I'm lagging a bit, but a question: I'm working to see the general idea that the German-Italian business exemplify, and seeking for a more systematic grip.

Would it be correct to say that in our example \$$Lan_G\$$ sends sets to identities? (or better, sends the things that correspond to sets in \$$\mathbf{Set^1}\$$ to an identity on that set?). Or better, since left adjoint functors are unique only up to natural isomorphism, that a functor obeying what I say is *a* left adjoint to \$$- \circ G\$$?

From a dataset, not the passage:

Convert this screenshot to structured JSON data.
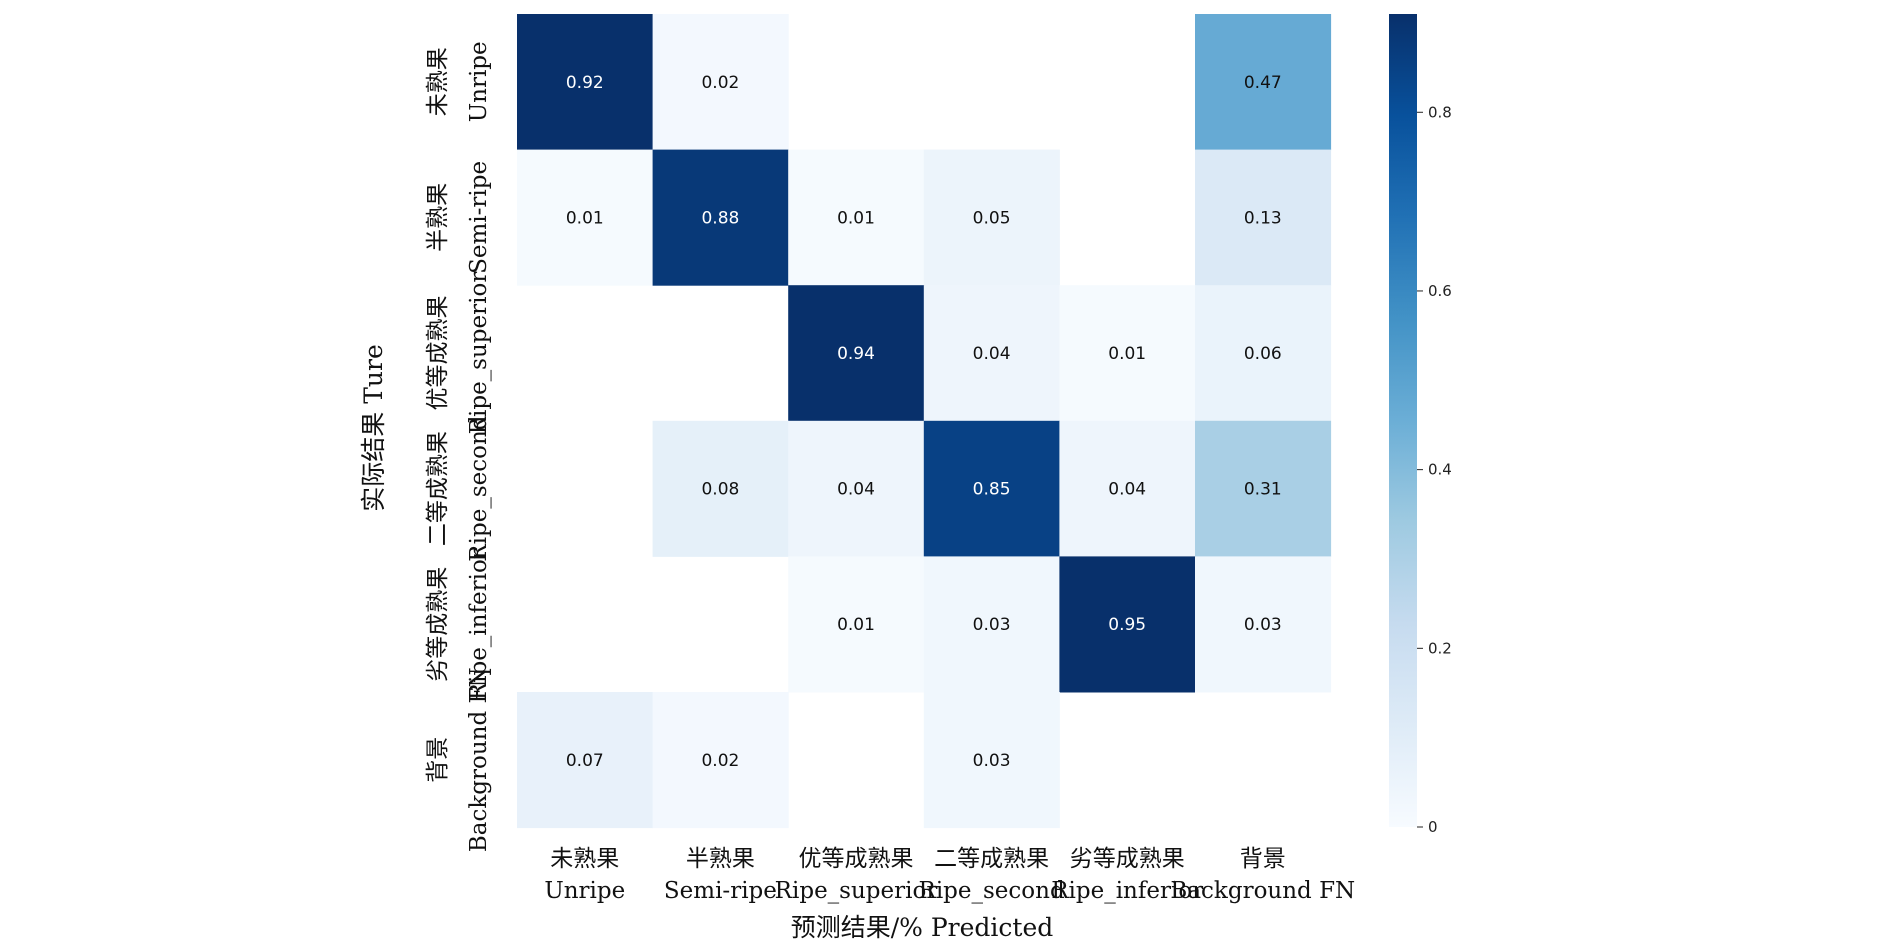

In more detail, be \$$Ob(\mathbf{1})=\\{\star\\}\$$, and \$$Ob(\mathbf{2})=\\{0, 1\\}\$$, \$$Mor(\mathbf{2})=\\{Id_0, Id_1, i:0 \to 1\\}\$$ and \$$G(\star)=0\$$.

Let \$$S_1,S_2:\mathbf{1} \to \mathbf{Set}\$$

\$$Lan_G:\mathbf{Set}^\mathbf{1} \to \mathbf{Set}^\mathbf{2}\$$ acts on objects and morphisms via functions

$Lan_G^{Ob}: Ob(\mathbf{Set}^{\mathbf{1}}) \to Ob(\mathbf{Set}^{\mathbf{2}})$
$Lan_G^{Mor}: Mor(\mathbf{Set}^{\mathbf{1}}) \to Mor(\mathbf{Set}^{\mathbf{2}})$

So if I submit a functor \$$S_1\$$ to \$$Lan_G\$$, I obtain a functor of \$$\mathbf{Set}^{\mathbf{2}}\$$.

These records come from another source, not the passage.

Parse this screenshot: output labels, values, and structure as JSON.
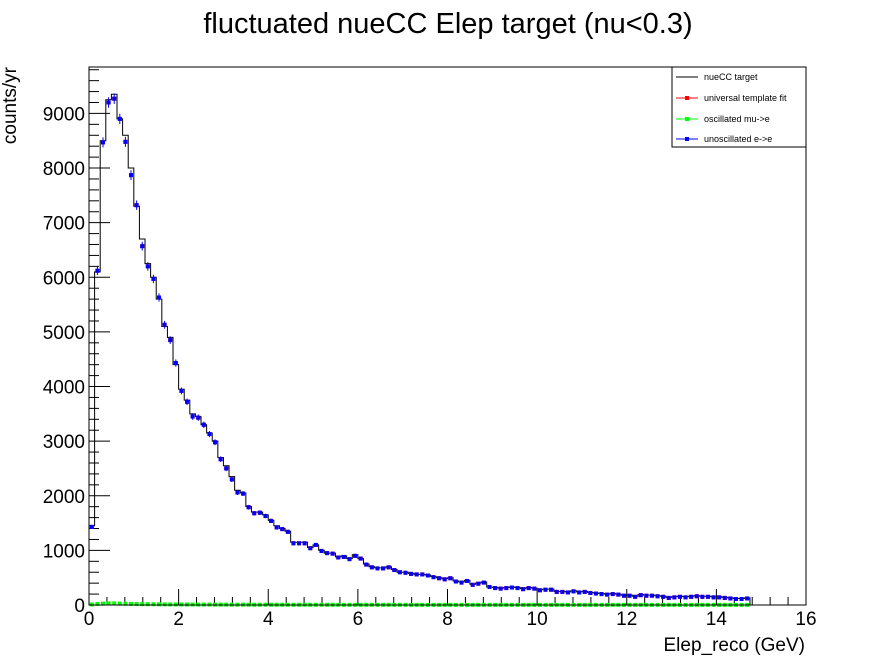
{
  "chart_data": {
    "type": "histogram",
    "title": "fluctuated nueCC Elep target (nu<0.3)",
    "xlabel": "Elep_reco (GeV)",
    "ylabel": "counts/yr",
    "xlim": [
      0,
      16
    ],
    "ylim": [
      0,
      9850
    ],
    "grid": false,
    "legend_position": "top-right",
    "x_ticks": [
      0,
      2,
      4,
      6,
      8,
      10,
      12,
      14,
      16
    ],
    "y_ticks": [
      0,
      1000,
      2000,
      3000,
      4000,
      5000,
      6000,
      7000,
      8000,
      9000
    ],
    "x_tick_labels": [
      "0",
      "2",
      "4",
      "6",
      "8",
      "10",
      "12",
      "14",
      "16"
    ],
    "y_tick_labels": [
      "0",
      "1000",
      "2000",
      "3000",
      "4000",
      "5000",
      "6000",
      "7000",
      "8000",
      "9000"
    ],
    "bin_width": 0.125,
    "series": [
      {
        "name": "nueCC target",
        "style": "step",
        "color": "#000000",
        "values": [
          1450,
          6100,
          8500,
          9250,
          9350,
          8900,
          8600,
          8000,
          7300,
          6700,
          6250,
          6000,
          5600,
          5100,
          4900,
          4400,
          3950,
          3750,
          3500,
          3450,
          3300,
          3150,
          3000,
          2700,
          2550,
          2350,
          2100,
          2050,
          1800,
          1700,
          1700,
          1650,
          1550,
          1450,
          1400,
          1350,
          1150,
          1150,
          1150,
          1050,
          1100,
          1000,
          950,
          950,
          880,
          900,
          850,
          920,
          850,
          750,
          700,
          680,
          680,
          700,
          650,
          600,
          600,
          580,
          560,
          560,
          550,
          520,
          500,
          480,
          500,
          440,
          420,
          450,
          380,
          400,
          420,
          330,
          320,
          310,
          320,
          330,
          320,
          300,
          320,
          310,
          280,
          290,
          290,
          250,
          250,
          240,
          260,
          240,
          250,
          230,
          220,
          210,
          200,
          210,
          200,
          180,
          180,
          160,
          190,
          180,
          180,
          170,
          160,
          140,
          150,
          160,
          150,
          160,
          170,
          160,
          160,
          150,
          150,
          140,
          130,
          120,
          120,
          130
        ]
      },
      {
        "name": "universal template fit",
        "style": "marker",
        "color": "#ff0000",
        "values": [
          1430,
          6120,
          8470,
          9200,
          9270,
          8900,
          8480,
          7870,
          7320,
          6570,
          6200,
          5970,
          5630,
          5130,
          4850,
          4430,
          3920,
          3720,
          3450,
          3430,
          3300,
          3130,
          2980,
          2670,
          2500,
          2300,
          2060,
          2040,
          1790,
          1680,
          1690,
          1630,
          1540,
          1420,
          1390,
          1340,
          1130,
          1130,
          1130,
          1040,
          1100,
          990,
          950,
          940,
          870,
          880,
          840,
          900,
          850,
          740,
          690,
          670,
          670,
          690,
          640,
          600,
          590,
          570,
          560,
          560,
          540,
          510,
          490,
          470,
          490,
          430,
          410,
          440,
          370,
          390,
          410,
          330,
          310,
          300,
          310,
          320,
          310,
          290,
          310,
          300,
          270,
          280,
          280,
          240,
          240,
          230,
          250,
          230,
          240,
          220,
          210,
          200,
          190,
          200,
          190,
          170,
          170,
          150,
          180,
          170,
          170,
          160,
          150,
          130,
          140,
          150,
          140,
          150,
          160,
          150,
          150,
          140,
          140,
          130,
          120,
          110,
          110,
          120
        ]
      },
      {
        "name": "oscillated mu->e",
        "style": "marker",
        "color": "#00ff00",
        "values": [
          10,
          20,
          25,
          30,
          30,
          25,
          22,
          20,
          18,
          16,
          15,
          14,
          13,
          12,
          11,
          10,
          10,
          9,
          9,
          8,
          8,
          8,
          7,
          7,
          7,
          6,
          6,
          6,
          6,
          5,
          5,
          5,
          5,
          5,
          5,
          4,
          4,
          4,
          4,
          4,
          4,
          4,
          4,
          3,
          3,
          3,
          3,
          3,
          3,
          3,
          3,
          3,
          3,
          3,
          3,
          3,
          3,
          2,
          2,
          2,
          2,
          2,
          2,
          2,
          2,
          2,
          2,
          2,
          2,
          2,
          2,
          2,
          2,
          2,
          2,
          2,
          2,
          2,
          2,
          2,
          2,
          2,
          2,
          2,
          2,
          2,
          2,
          2,
          2,
          2,
          2,
          2,
          2,
          2,
          2,
          2,
          2,
          2,
          2,
          2,
          2,
          2,
          2,
          2,
          2,
          2,
          2,
          2,
          2,
          2,
          2,
          2,
          2,
          2,
          2,
          2,
          2,
          2
        ]
      },
      {
        "name": "unoscillated e->e",
        "style": "marker",
        "color": "#0000ff",
        "values": [
          1430,
          6120,
          8470,
          9200,
          9270,
          8900,
          8480,
          7870,
          7320,
          6570,
          6200,
          5970,
          5630,
          5130,
          4850,
          4430,
          3920,
          3720,
          3450,
          3430,
          3300,
          3130,
          2980,
          2670,
          2500,
          2300,
          2060,
          2040,
          1790,
          1680,
          1690,
          1630,
          1540,
          1420,
          1390,
          1340,
          1130,
          1130,
          1130,
          1040,
          1100,
          990,
          950,
          940,
          870,
          880,
          840,
          900,
          850,
          740,
          690,
          670,
          670,
          690,
          640,
          600,
          590,
          570,
          560,
          560,
          540,
          510,
          490,
          470,
          490,
          430,
          410,
          440,
          370,
          390,
          410,
          330,
          310,
          300,
          310,
          320,
          310,
          290,
          310,
          300,
          270,
          280,
          280,
          240,
          240,
          230,
          250,
          230,
          240,
          220,
          210,
          200,
          190,
          200,
          190,
          170,
          170,
          150,
          180,
          170,
          170,
          160,
          150,
          130,
          140,
          150,
          140,
          150,
          160,
          150,
          150,
          140,
          140,
          130,
          120,
          110,
          110,
          120
        ]
      }
    ]
  }
}
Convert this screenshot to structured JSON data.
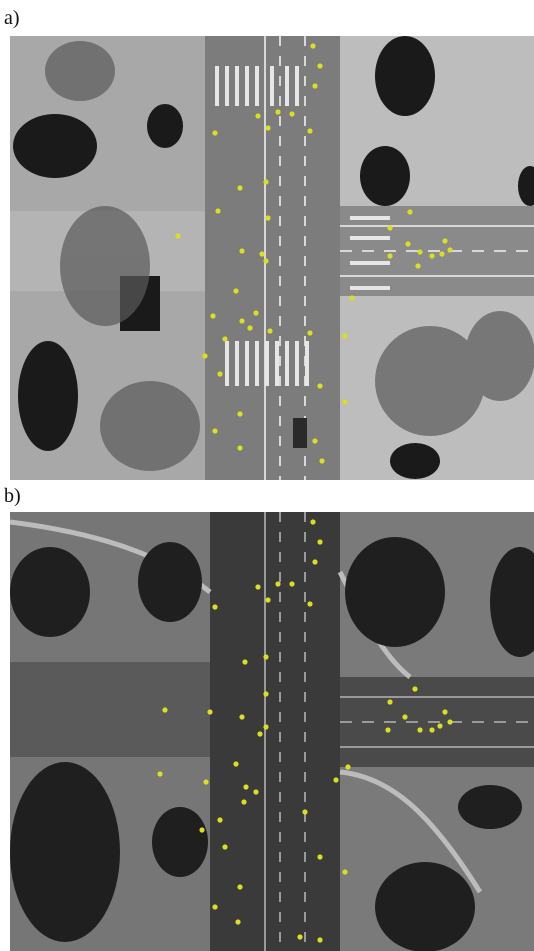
{
  "panels": [
    {
      "label": "a)",
      "kind": "grayscale aerial photo of road intersection",
      "marker_color": "#d9e021"
    },
    {
      "label": "b)",
      "kind": "thermal aerial photo of road intersection",
      "marker_color": "#d9e021"
    }
  ],
  "colors": {
    "marker": "#d9e021",
    "road_a": "#7c7c7c",
    "road_b": "#3a3a3a"
  }
}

I'am asking if it's OK to say that \$$Lan_G\$$ sends \$$S_1\$$ (and hence in a way its associated set \$$S_1(\star)\$$) to the identity on it, \$$Id_{S_1(\star)}\$$.

Yet more detailedly, can I say that \$$Lan_G\$$ on objects does this to \$$S_1\$$:

$Lan_G^{Ob}(S_1)(0) = S_1(\star)$
$Lan_G^{Ob}(S_1)(1) = S_1(\star)$
$Lan_G^{Ob}(S_1)(i) = Id_{S_1(\star)}$

and similarly for \$$S_2\$$

$Lan_G^{Ob}(S_2)(0) = S_2(\star)$
$Lan_G^{Ob}(S_2)(1) = S_2(\star)$
$Lan_G^{Ob}(S_2)(i) = Id_{S_2(\star)}$

...and on arrows, for \$$\mu:S_1 \Rightarrow S_2\$$, so \$$\mu \in hom_{\mathbf{Set}^\mathbf{1}}(S_1, S_2\$$) with \$$\mu_\star:S_1(\star) \to S_2(\star)\$$, it assigns

$Lan_G^{Mor}(\mu):=\tau$

with \$$\tau = \\{\tau_0 := \mu_\star, \tau_1 := \mu_\star\\}\$$ ("duplicates arrows") so

![naturality](http://i64.tinypic.com/vglx7n.jpg)

conmutes?